Twórcy zaserwowali nam w tym roku kilka trybów - wśród nich jest mój ulubiony Universe Mode. Dlaczego ulubiony? Chociaż odrobinę przypomina mi GM Mode, w który mogliśmy grać jeszcze 10 lat temu. Pozwala on na prowadzenie swojego show, wybieranie zawodników, tworzenie karty walk i kreowanie storyline'ów między rywalami. W "dwudziestce" niektóre aspekty zostały totalnie sknocone. Bo jak inaczej powiedzieć, kiedy tworzę kartę walk na konkretną galę, po czym kiedy ta gala się rozpoczyna to okazuje się, że system podmienił kilka starć na inne? To doprowadziło mnie do szału. Poza tym twórcy dodali jeszcze jedno miejsce na prowadzenie rywalizacji - w ten sposób możemy mieć cztery tzw. feudy na jednym show - wcześniej były trzy. Nadal brakuje możliwości prowadzenia storyline'u o pas trzech lub czterech zawodników.
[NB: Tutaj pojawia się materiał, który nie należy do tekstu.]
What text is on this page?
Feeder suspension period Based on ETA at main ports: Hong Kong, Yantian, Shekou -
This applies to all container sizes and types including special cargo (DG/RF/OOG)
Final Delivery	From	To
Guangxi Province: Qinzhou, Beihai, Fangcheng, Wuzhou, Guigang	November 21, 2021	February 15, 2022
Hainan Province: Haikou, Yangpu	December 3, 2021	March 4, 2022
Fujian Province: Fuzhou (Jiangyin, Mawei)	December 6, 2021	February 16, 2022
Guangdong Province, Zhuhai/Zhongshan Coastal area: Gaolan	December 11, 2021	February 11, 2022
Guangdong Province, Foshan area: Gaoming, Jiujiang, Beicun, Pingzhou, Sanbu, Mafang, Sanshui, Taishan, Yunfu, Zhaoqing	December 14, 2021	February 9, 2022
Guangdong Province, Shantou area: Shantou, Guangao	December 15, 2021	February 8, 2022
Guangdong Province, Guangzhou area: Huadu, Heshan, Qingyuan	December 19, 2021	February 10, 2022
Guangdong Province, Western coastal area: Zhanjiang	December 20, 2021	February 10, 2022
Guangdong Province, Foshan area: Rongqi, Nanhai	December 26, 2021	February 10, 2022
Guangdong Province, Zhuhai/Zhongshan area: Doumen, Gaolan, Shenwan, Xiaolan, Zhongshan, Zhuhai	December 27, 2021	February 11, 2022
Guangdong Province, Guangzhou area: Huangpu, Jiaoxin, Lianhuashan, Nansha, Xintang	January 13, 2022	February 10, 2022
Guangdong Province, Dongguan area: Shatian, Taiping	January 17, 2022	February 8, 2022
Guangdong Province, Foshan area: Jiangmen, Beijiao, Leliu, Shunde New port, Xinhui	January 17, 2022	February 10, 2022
To było możliwe właśnie we wspomnianym GM Mode, którego możemy ograć między innymi w Smackdown vs Raw 2008.
Do produkcji powrócił tryb MyCareer, który pozwala graczom poprowadzić wybranego zawodnika przez wszystkie szczeble wrestlingowej kariery. W tytule pojawia się również kampania fabularna - 2K Showcase: The Women’s Evolution. Skupia się ona na dokonaniach czterech wrestlerek: Becky Lynch, Bayley, Charlotte Flair i Sashy Banks.
Jeżeli uda wam się przebić przez bugi i glitche to WWE 2K20 jest niezłą grą traktującą o pro wrestlingu. Jest przecież frajda z ciśnięcia rywalami w stoły czy drabiny. Niestety, jeżeli próbujecie pobawić się w nią bardziej inteligentnie, to występują wspomniane wcześniej problemy. Będę się trzymał zdania, że jeżeli chcecie zagrać w dobrą grę traktującą o wrestlingu to odpalcie sobie stare Smackdown vs Raw. Jeżeli jednak chcecie mieć bardziej aktualny roster to kupcie WWE 2K19 na przecenie. O "dwudziestce" trzeba po prostu zapomnieć.